There are two primary approaches:

Proceed without the resource. This is typically seen in systems where maintaining low latency is paramount. For instance, say a customer orders on Amazon, but some deadlock prevents the inventory from notifying the client of if the item is in stock. The client may simply give up, queue a check to be run later, and continue with normal web operations. If the item was in fact out of stock, the customer is notified later with an apology, rather than having the website hang.
Transactions. Intel Transactional Synchronization Extensions (TSX) are a good example. When deadlocks are detected, the thread (1) rollbacks to a clean state, (2) stops/rollbacks one or more victim threads, (3) lets other threads process, and (4) lets the victim threads finally complete. (Intel TSX actually does this slightly differently, allowing execution without any locking that rollbacks if any contention is detected). During a transaction, the results are not visible to any other thread; upon success, the transaction will commit its result, and the changes to the shared state will become visible.
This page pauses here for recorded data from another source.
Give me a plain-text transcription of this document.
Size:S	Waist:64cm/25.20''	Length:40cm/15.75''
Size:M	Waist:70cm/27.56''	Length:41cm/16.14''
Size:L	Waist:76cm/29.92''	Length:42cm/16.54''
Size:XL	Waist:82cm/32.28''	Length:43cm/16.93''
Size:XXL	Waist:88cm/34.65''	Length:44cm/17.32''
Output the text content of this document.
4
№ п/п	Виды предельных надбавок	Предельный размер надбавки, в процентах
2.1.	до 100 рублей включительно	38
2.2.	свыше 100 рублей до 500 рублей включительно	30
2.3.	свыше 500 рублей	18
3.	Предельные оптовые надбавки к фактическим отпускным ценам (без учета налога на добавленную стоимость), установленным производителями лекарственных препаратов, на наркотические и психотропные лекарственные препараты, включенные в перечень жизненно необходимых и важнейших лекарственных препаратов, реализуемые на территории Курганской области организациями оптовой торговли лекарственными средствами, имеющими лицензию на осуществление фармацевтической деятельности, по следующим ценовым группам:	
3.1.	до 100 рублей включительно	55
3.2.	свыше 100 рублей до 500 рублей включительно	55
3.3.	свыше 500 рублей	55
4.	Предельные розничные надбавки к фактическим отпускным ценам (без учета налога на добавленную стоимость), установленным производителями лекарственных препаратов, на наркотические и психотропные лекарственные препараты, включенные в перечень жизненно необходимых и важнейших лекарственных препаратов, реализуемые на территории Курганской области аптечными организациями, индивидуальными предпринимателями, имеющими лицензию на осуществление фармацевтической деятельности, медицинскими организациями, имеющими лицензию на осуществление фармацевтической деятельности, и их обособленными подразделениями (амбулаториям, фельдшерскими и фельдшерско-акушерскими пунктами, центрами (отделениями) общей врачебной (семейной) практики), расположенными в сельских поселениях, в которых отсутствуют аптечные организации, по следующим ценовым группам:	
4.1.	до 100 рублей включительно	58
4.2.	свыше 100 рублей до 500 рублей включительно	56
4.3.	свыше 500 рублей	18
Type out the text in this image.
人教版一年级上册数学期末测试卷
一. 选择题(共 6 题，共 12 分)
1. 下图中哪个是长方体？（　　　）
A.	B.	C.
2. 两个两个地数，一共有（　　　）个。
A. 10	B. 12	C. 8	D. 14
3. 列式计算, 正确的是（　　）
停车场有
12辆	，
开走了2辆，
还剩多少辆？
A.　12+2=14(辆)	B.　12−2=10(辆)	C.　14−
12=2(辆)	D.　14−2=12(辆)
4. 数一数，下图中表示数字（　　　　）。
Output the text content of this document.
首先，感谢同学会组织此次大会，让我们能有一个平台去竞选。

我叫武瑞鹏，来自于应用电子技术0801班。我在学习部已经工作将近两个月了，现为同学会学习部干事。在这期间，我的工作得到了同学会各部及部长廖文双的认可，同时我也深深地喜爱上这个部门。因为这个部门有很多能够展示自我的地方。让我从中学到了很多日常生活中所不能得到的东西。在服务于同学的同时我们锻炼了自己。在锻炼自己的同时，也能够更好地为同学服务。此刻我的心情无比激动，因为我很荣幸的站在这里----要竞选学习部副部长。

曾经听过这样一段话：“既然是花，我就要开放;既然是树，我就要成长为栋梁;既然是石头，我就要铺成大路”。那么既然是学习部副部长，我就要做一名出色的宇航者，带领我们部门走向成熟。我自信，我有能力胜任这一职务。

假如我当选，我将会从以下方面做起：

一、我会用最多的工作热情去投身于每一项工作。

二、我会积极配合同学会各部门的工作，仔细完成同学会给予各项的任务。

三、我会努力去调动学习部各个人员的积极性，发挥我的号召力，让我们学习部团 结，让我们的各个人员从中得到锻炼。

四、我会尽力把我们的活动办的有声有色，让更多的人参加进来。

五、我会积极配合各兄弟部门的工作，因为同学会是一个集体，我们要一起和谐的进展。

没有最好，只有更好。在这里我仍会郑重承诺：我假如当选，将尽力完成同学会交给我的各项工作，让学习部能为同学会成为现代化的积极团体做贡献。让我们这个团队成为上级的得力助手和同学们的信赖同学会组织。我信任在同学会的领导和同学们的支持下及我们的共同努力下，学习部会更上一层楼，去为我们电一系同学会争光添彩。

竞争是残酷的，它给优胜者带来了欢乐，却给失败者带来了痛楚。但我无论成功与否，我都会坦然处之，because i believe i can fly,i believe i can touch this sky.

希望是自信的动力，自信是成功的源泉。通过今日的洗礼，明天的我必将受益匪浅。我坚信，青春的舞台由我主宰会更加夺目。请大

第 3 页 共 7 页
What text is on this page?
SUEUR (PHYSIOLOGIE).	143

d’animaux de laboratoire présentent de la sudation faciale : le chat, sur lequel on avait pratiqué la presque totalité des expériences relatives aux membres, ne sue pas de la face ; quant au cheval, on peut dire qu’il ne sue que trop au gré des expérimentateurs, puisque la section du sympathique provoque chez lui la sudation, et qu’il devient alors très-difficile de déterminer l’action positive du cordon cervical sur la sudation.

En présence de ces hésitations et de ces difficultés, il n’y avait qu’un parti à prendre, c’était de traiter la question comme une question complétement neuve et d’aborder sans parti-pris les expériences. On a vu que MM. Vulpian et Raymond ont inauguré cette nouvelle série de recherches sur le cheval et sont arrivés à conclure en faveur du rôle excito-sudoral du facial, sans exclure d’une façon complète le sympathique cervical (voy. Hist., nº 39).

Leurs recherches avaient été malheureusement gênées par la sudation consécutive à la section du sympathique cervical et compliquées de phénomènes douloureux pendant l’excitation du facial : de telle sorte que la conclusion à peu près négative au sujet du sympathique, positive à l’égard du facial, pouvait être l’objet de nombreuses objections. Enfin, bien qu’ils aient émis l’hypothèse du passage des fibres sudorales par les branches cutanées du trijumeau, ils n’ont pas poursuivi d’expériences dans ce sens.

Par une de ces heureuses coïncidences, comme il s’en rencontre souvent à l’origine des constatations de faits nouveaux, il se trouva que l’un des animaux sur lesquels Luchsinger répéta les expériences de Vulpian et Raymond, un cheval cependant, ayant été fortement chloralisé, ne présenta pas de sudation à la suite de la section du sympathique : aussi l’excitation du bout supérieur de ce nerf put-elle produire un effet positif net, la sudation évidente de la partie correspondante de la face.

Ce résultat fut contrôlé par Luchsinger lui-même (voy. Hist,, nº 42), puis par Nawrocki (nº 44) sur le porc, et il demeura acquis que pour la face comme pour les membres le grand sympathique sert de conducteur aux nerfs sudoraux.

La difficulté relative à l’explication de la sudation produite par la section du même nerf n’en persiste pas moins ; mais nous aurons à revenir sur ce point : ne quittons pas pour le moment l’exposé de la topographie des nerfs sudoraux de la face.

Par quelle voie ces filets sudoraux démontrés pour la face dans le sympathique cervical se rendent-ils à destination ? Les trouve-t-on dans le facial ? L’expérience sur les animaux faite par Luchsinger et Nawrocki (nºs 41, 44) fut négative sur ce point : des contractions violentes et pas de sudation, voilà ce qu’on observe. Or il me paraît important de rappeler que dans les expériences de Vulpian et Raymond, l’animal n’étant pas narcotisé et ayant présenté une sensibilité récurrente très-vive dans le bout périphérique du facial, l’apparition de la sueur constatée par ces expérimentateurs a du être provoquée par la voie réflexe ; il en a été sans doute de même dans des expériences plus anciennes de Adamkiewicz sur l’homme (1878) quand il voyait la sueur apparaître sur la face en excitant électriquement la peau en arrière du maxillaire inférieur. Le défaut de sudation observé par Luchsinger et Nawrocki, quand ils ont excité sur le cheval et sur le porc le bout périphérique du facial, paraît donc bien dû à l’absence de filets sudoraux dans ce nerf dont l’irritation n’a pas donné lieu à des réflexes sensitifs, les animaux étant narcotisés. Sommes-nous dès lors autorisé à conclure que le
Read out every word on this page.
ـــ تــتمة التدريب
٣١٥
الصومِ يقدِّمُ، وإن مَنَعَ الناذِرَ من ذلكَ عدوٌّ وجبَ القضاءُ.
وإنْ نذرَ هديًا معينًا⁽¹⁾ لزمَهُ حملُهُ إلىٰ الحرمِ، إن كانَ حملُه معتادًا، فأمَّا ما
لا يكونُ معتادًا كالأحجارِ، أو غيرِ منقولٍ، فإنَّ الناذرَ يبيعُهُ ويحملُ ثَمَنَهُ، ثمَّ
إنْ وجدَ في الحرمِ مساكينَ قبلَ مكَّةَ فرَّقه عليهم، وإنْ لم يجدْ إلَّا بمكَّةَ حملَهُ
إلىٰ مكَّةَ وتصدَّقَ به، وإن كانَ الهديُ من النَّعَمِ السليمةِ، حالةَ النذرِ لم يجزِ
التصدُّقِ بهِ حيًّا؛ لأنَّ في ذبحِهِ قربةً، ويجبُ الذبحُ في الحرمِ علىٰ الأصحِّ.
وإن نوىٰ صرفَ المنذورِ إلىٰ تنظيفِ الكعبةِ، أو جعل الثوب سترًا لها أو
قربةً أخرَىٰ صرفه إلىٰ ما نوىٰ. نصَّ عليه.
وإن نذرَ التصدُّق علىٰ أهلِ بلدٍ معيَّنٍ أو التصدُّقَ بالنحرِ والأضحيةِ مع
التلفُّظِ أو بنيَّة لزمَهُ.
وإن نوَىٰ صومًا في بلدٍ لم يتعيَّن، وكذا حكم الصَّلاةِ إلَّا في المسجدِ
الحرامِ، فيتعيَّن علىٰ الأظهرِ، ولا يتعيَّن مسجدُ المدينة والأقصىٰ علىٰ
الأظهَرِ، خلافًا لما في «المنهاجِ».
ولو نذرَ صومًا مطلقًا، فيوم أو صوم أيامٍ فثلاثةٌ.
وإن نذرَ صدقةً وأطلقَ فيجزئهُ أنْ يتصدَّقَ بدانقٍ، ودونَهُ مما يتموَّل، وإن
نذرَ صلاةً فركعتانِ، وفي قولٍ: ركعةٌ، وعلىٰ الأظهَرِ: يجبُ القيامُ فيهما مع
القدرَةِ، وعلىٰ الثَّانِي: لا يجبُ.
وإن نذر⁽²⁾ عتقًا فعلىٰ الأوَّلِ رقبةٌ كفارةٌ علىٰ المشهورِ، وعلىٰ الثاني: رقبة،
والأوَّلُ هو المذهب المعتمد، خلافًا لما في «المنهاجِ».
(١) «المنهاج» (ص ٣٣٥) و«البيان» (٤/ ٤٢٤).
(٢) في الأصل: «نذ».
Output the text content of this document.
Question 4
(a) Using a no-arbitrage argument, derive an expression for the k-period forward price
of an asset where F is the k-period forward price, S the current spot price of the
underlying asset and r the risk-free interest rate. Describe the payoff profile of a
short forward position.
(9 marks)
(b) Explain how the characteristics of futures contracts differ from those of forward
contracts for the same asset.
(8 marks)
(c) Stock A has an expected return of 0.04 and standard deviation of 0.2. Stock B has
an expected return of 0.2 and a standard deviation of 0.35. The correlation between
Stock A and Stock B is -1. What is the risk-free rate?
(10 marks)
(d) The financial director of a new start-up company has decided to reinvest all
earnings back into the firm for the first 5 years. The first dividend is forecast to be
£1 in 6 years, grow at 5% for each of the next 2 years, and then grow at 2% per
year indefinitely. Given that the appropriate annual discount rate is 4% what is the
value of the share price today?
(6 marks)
One decision to make with transactions is which thread to abort. A suggested solution is wound wait, where the youngest transaction is aborted. This ensures liveness/avoids starvation, as eventually the oldest transaction will complete, and so on.

6.6 Non-Blocking Synchronization

In essence, non-blocking synchronization is the idea of writing concurrent programs entirely without locks. This eliminates lock contention and deadlocks, but can make programs much more complex and dangerous to design. In particular, wait-free data structures guarantees progress for every thread, regardless of other threads' states, while lock-free data structures guarantee progress for at least one thread. In essence, wait-free implies lock-free, and lock-free can cause starvation.

Aside: Handling Deadlocks

162 defines 4 ways of handling deadlocks:

Denial. Pretend it doesn't exist. Applicable in situations where deadlock is rare and, in the case of a deadlock, the system can simply be restarted.
Prevention. Write systems that don't satisfy all four deadlock conditions.
Recovery. Let deadlocks happen, and recover from them.
Avoidance. Dynamically delay resource requests so deadlock doesn't happen, e.g. Banker's algorithm.